Powder Springs is set to trade in its two police motorcycles for a Dodge Charger, continuing the cycle of getting high-mileage cars out of the force and bringing fresh ones in.
Aiken Ford in Winder offered a trade-in value of $16,000 for the Harley Davidsons, down from $20,000 officials had hoped for. They were originally purchased for about $12,000 each and eventually were just “sitting collecting dust," Police Chief Charlie Sewell said last year.
“All they were being used for was to transport two officers home and back to work," he said. "The other employees didn’t have the benefit of a car to drive home and the city gas, so I didn’t think it was fair to all the other employees."
Among other reasons, the motorcycles weren't used to patrol because suspects can't be transported in them, and they don't provide the safety of a car while writing tickets and doing computer work.

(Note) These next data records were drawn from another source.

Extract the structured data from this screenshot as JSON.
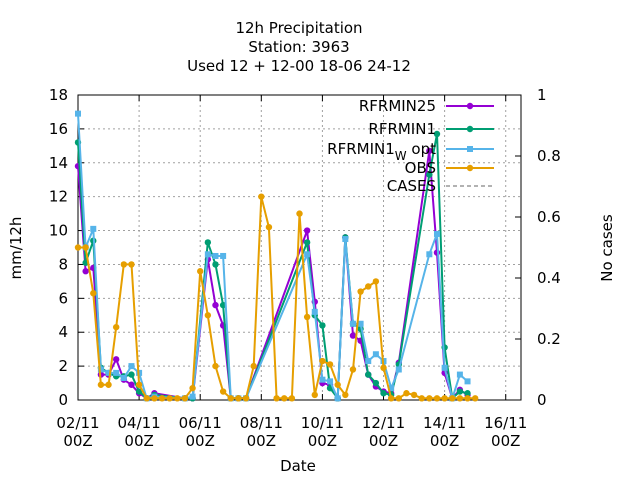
{
  "chart_data": {
    "type": "line",
    "title": [
      "12h Precipitation",
      "Station:     3963",
      "Used  12 + 12-00 18-06 24-12"
    ],
    "xlabel": "Date",
    "ylabel": "mm/12h",
    "y2label": "No cases",
    "xlim": [
      0,
      14.5
    ],
    "ylim": [
      0,
      18
    ],
    "y2lim": [
      0,
      1
    ],
    "x_unit": "days since 02/11 00Z",
    "x_ticks": [
      {
        "x": 0,
        "line1": "02/11",
        "line2": "00Z"
      },
      {
        "x": 2,
        "line1": "04/11",
        "line2": "00Z"
      },
      {
        "x": 4,
        "line1": "06/11",
        "line2": "00Z"
      },
      {
        "x": 6,
        "line1": "08/11",
        "line2": "00Z"
      },
      {
        "x": 8,
        "line1": "10/11",
        "line2": "00Z"
      },
      {
        "x": 10,
        "line1": "12/11",
        "line2": "00Z"
      },
      {
        "x": 12,
        "line1": "14/11",
        "line2": "00Z"
      },
      {
        "x": 14,
        "line1": "16/11",
        "line2": "00Z"
      }
    ],
    "y_ticks": [
      "0",
      "2",
      "4",
      "6",
      "8",
      "10",
      "12",
      "14",
      "16",
      "18"
    ],
    "y2_ticks": [
      "0",
      "0.2",
      "0.4",
      "0.6",
      "0.8",
      "1"
    ],
    "grid": true,
    "legend_position": "top-right",
    "series": [
      {
        "name": "RFRMIN25",
        "color": "#9400d3",
        "marker": "circle",
        "x": [
          0,
          0.25,
          0.5,
          0.75,
          1.0,
          1.25,
          1.5,
          1.75,
          2.0,
          2.25,
          2.5,
          3.5,
          3.75,
          4.25,
          4.5,
          4.75,
          5.0,
          5.25,
          5.5,
          7.5,
          7.75,
          8.0,
          8.25,
          8.5,
          8.75,
          9.0,
          9.25,
          9.5,
          9.75,
          10.0,
          10.25,
          10.5,
          11.5,
          11.75,
          12.0,
          12.25,
          12.5,
          12.75
        ],
        "y": [
          13.8,
          7.6,
          7.8,
          1.5,
          1.5,
          2.4,
          1.2,
          0.9,
          0.4,
          0.1,
          0.4,
          0.1,
          0.1,
          8.3,
          5.6,
          4.4,
          0.1,
          0.1,
          0.1,
          10.0,
          5.8,
          1.0,
          0.9,
          0.1,
          9.6,
          3.8,
          3.5,
          1.5,
          0.8,
          0.5,
          0.4,
          2.2,
          14.7,
          8.7,
          1.6,
          0.1,
          0.6,
          0.3
        ]
      },
      {
        "name": "RFRMIN1",
        "color": "#009e73",
        "marker": "circle",
        "x": [
          0,
          0.25,
          0.5,
          0.75,
          1.0,
          1.25,
          1.5,
          1.75,
          2.0,
          2.25,
          2.5,
          3.5,
          3.75,
          4.25,
          4.5,
          4.75,
          5.0,
          5.25,
          5.5,
          7.5,
          7.75,
          8.0,
          8.25,
          8.5,
          8.75,
          9.0,
          9.25,
          9.5,
          9.75,
          10.0,
          10.25,
          10.5,
          11.5,
          11.75,
          12.0,
          12.25,
          12.5,
          12.75
        ],
        "y": [
          15.2,
          8.1,
          9.4,
          1.9,
          1.6,
          1.4,
          1.4,
          1.5,
          0.5,
          0.1,
          0.3,
          0.1,
          0.1,
          9.3,
          8.0,
          5.6,
          0.1,
          0.1,
          0.1,
          9.3,
          5.0,
          4.4,
          0.7,
          0.1,
          9.6,
          4.5,
          4.2,
          1.5,
          1.0,
          0.4,
          0.3,
          2.1,
          13.3,
          15.7,
          3.1,
          0.1,
          0.5,
          0.4
        ]
      },
      {
        "name": "RFRMIN1_W opt",
        "color": "#56b4e9",
        "marker": "square",
        "x": [
          0,
          0.25,
          0.5,
          0.75,
          1.0,
          1.25,
          1.5,
          1.75,
          2.0,
          2.25,
          2.5,
          3.5,
          3.75,
          4.25,
          4.5,
          4.75,
          5.0,
          5.25,
          5.5,
          7.5,
          7.75,
          8.0,
          8.25,
          8.5,
          8.75,
          9.0,
          9.25,
          9.5,
          9.75,
          10.0,
          10.25,
          10.5,
          11.5,
          11.75,
          12.0,
          12.25,
          12.5,
          12.75
        ],
        "y": [
          16.9,
          9.0,
          10.1,
          1.8,
          1.6,
          1.6,
          1.3,
          2.0,
          1.6,
          0.1,
          0.2,
          0.1,
          0.2,
          8.6,
          8.5,
          8.5,
          0.1,
          0.1,
          0.1,
          8.6,
          5.2,
          1.2,
          1.1,
          0.1,
          9.5,
          4.5,
          4.5,
          2.3,
          2.7,
          2.3,
          0.7,
          1.8,
          8.6,
          9.8,
          1.9,
          0.1,
          1.5,
          1.1
        ]
      },
      {
        "name": "OBS",
        "color": "#e69f00",
        "marker": "circle",
        "x": [
          0,
          0.25,
          0.5,
          0.75,
          1.0,
          1.25,
          1.5,
          1.75,
          2.0,
          2.25,
          2.5,
          2.75,
          3.0,
          3.25,
          3.5,
          3.75,
          4.0,
          4.25,
          4.5,
          4.75,
          5.0,
          5.25,
          5.5,
          5.75,
          6.0,
          6.25,
          6.5,
          6.75,
          7.0,
          7.25,
          7.5,
          7.75,
          8.0,
          8.25,
          8.5,
          8.75,
          9.0,
          9.25,
          9.5,
          9.75,
          10.0,
          10.25,
          10.5,
          10.75,
          11.0,
          11.25,
          11.5,
          11.75,
          12.0,
          12.25,
          12.5,
          12.75,
          13.0
        ],
        "y": [
          9.0,
          9.0,
          6.3,
          0.9,
          0.9,
          4.3,
          8.0,
          8.0,
          0.9,
          0.1,
          0.1,
          0.1,
          0.1,
          0.1,
          0.1,
          0.7,
          7.6,
          5.0,
          2.0,
          0.5,
          0.1,
          0.1,
          0.1,
          2.0,
          12.0,
          10.2,
          0.1,
          0.1,
          0.1,
          11.0,
          4.9,
          0.3,
          2.3,
          2.1,
          0.9,
          0.3,
          1.8,
          6.4,
          6.7,
          7.0,
          1.9,
          0.1,
          0.1,
          0.4,
          0.3,
          0.1,
          0.1,
          0.1,
          0.1,
          0.1,
          0.1,
          0.1,
          0.1
        ]
      }
    ],
    "legend_extra": {
      "name": "CASES",
      "color": "#999999",
      "style": "dashed"
    }
  }
}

In September 2011, the council approved the motorcycles—along with three other police vehicles—as surplus and planned to have them sold on GovDeals.com.
Sewell came back to the council two months later with a plan he hoped would lead to more money: leaving all the police gear on them and selling them to another police agency through sealed bids.
But after advertising the vehicles, the city had “a few hits but no takers,” interim City Manager Brad Hulsey said at Monday’s work session before the City Council voted 5-0 to give him permission to trade them in.
A remaining $6,700 in savings from this summer’s $133,000 purchase of four other police Dodge Chargers will split the difference from the trade-in value for the new one. Some equipment for it will be purchased through the Police Department’s seizure fund.
In December 2011, Sewell detailed how all 14 patrol cars are above the recommended mileage for police vehicles, and the maintenance bills on several of them are stacking up.
“If we get this new car, we’re still going to have nine cars with 80,000 to 120,000 miles on them,” he said Monday, adding that he hopes to cycle three new cars onto the fleet every year.
That mileage may seem low for civilian vehicles, he said, but police cars need to be in tiptop shape for safety and rapid response.
In the near future, Sewell said the city will also have to begin looking at replacing the Police Department’s administrative vehicles that are used by detectives and others.